For further reading on the environment in China, the China Environmental Law Blog has an exhaustive list of links to China Environment blogs. And for some really wonkish reading, download the publications from the China Environment Forum at the Woodraw Wilson International Center in Washington, D.C.

Real Estate. The exponential rise of real estate prices in most Chinese cities continues to make headlines in China’s papers — and gives many would-be buyers pause, especially in China’s largest cities. While no one is really sure when the bubble will burst, one thing is certain — you’ll probably get less home for your money in China.

You’re also facing life in an apartment, instead of a home with its own yard and grass/garden. Still, that can be one less thing to worry about during the warmer months (if you’re tired of mowing that lawn!) — and, many communities do provide a small green space for walking or that early morning Tai Chi.

Conclusion?
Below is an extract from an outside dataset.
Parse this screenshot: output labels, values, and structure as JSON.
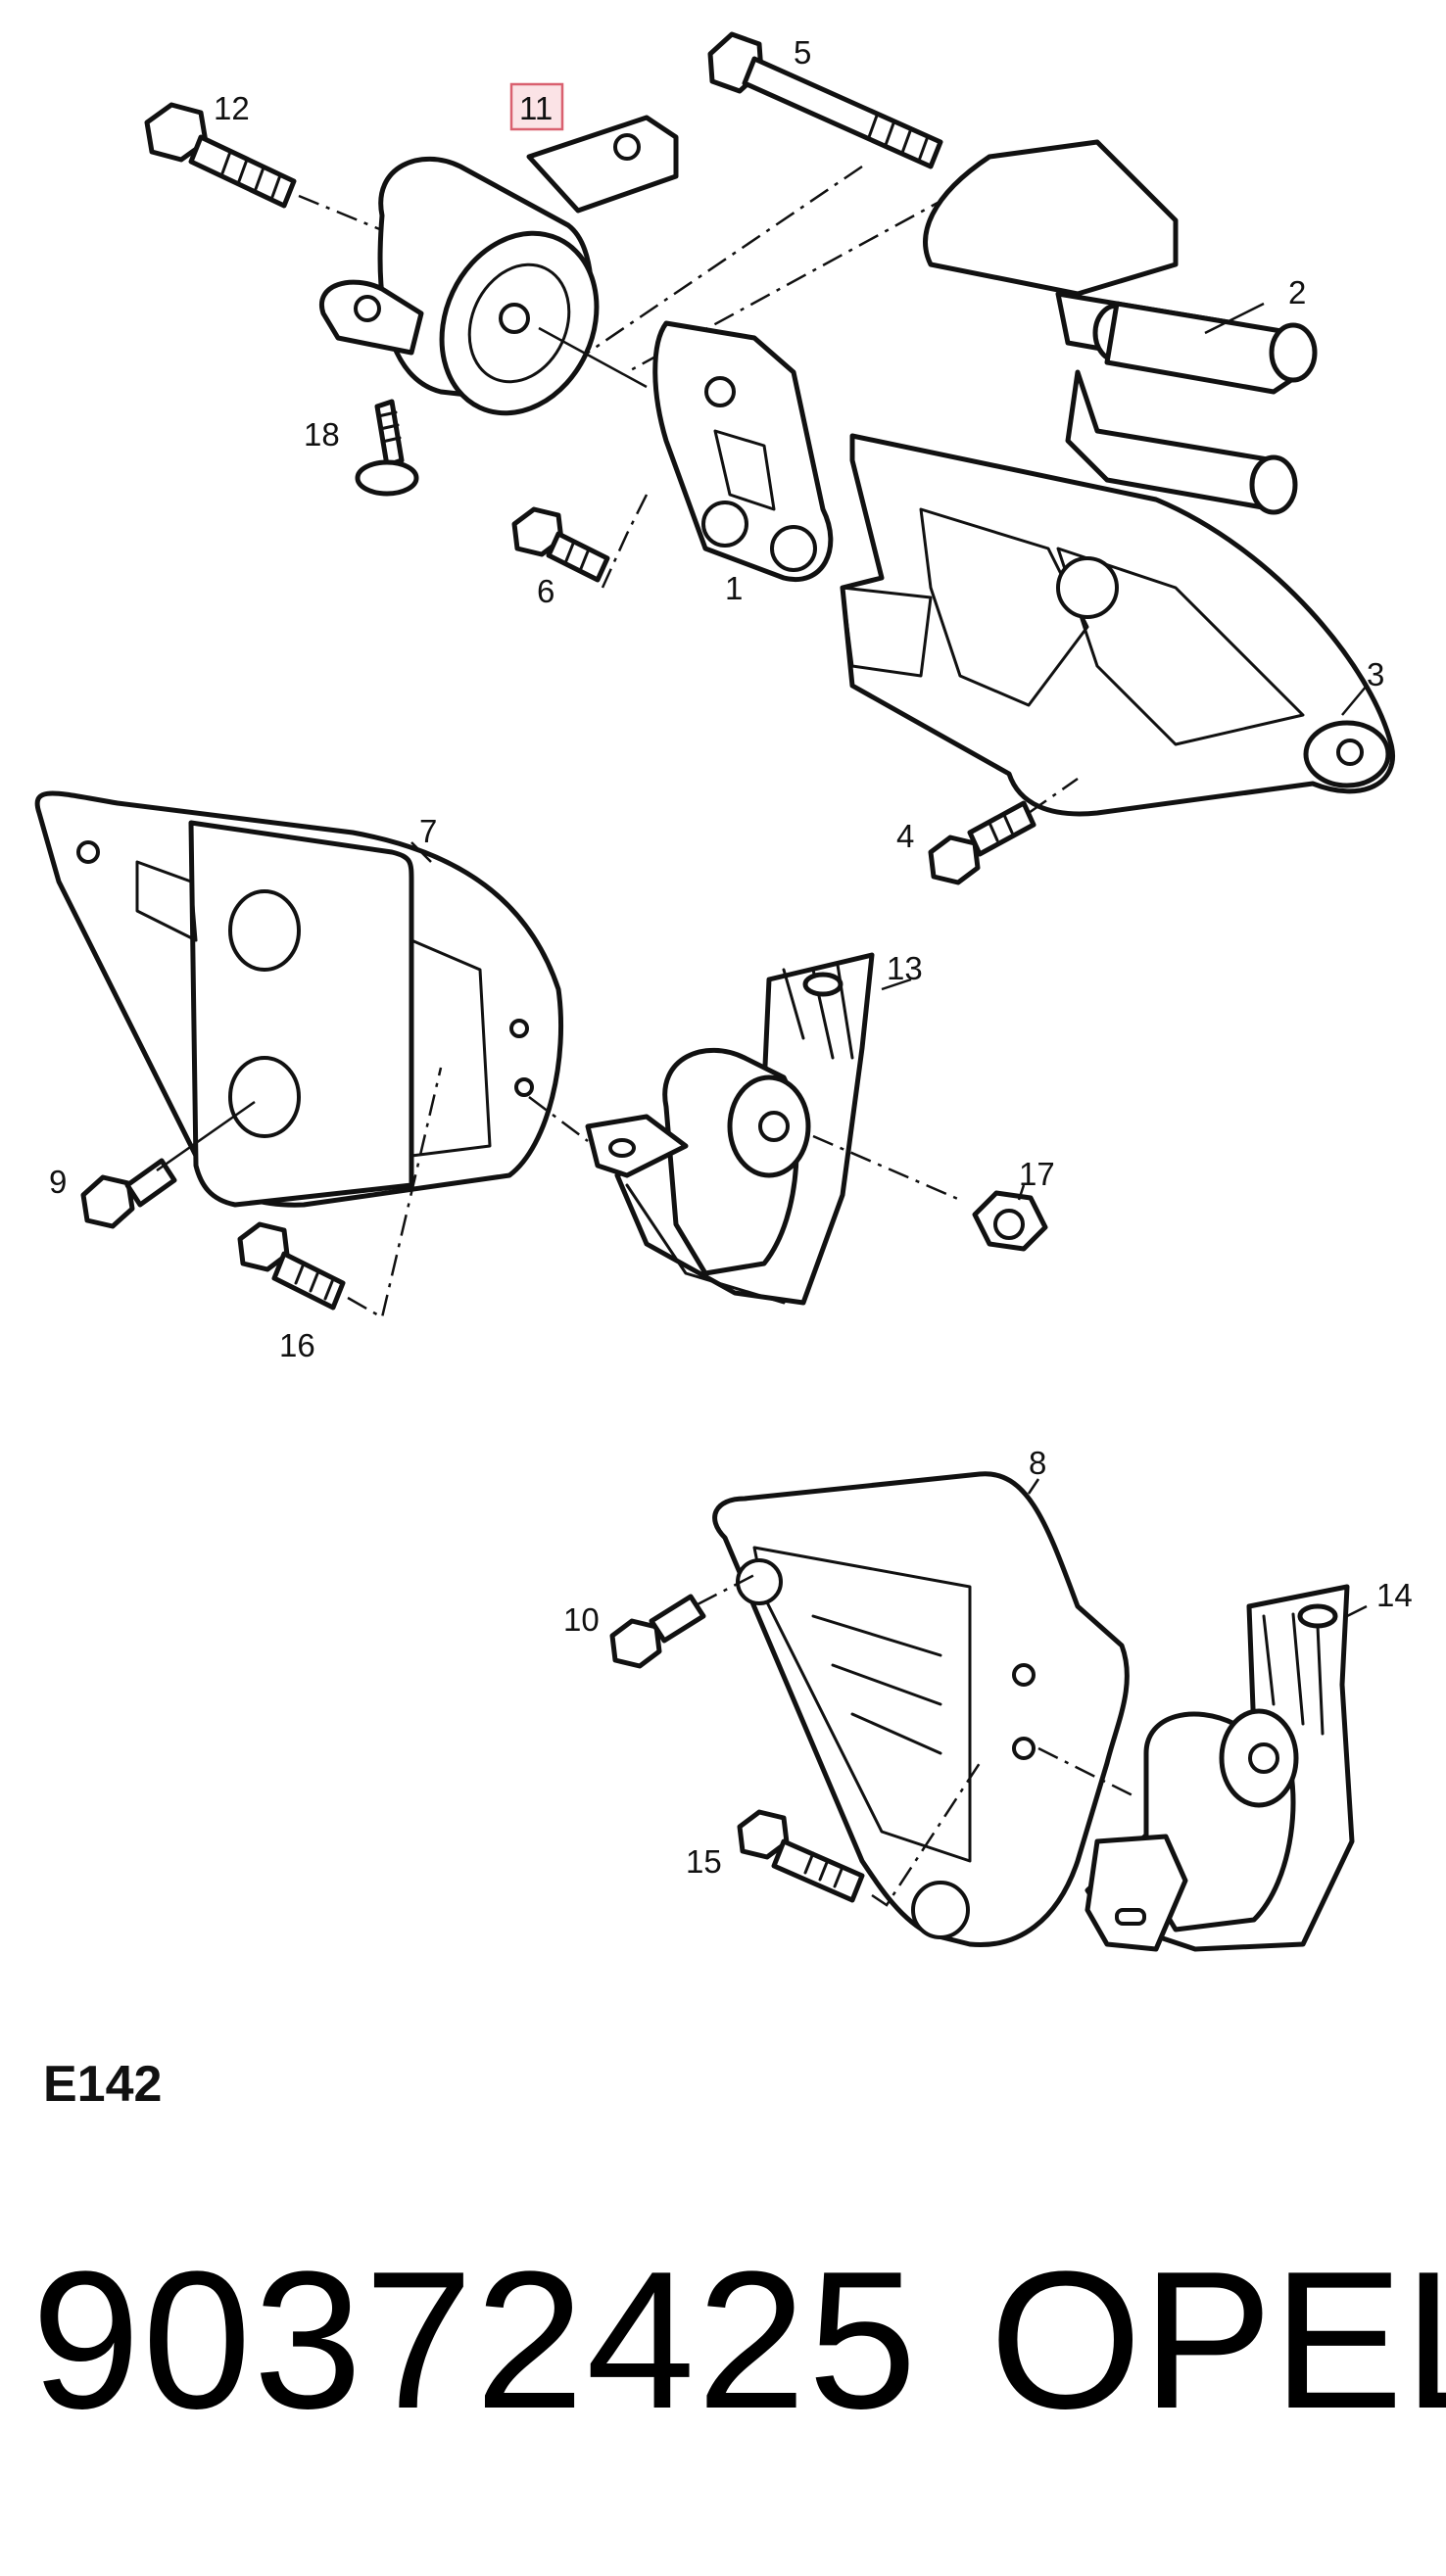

From your career to real estate, you’ve got a lot to think about before living in China, permanently. But, many foreigners make China their long-time home, and many more will. Will you be one of them?

Good luck with making your decision. 😉


Do you have a question about life, dating, marriage and family in China (or in Chinese culture)? Every Friday, I answer questions on my blog. Send me your question today.

5 Replies to “Ask the Yangxifu: What To Consider Before Moving To China”

  1. Aww, thank you for the link love! 🙂

    Another thing we considered before we got married was – does my country need me more or does his country need him more? At the time China was suffering from a severe Brain Drain and was heading into a period of rapid economic growth that would hinge on trade with other countries. My husband had a degree in law and business from a Japanese university. It seemed to us that his country really needed him, whereas I didn’t get that same feeling about me and America. I mean, of course my family and friends would love for me to live there and so would I, but was there some unique contribution I would make to the country that no one else could come close to delivering? I didn’t think so.

    So we agreed to live in China, but we spent a few years in the US first so we could both finish graduate school, and so we could have our kids there.

    1. @melanie, thanks for the comment! That is a really thoughtful point about consider the country that needs the spouse more. It’s the reason why John and I are going back to China.

      @ellen, thanks for commenting, and so glad you found the post useful.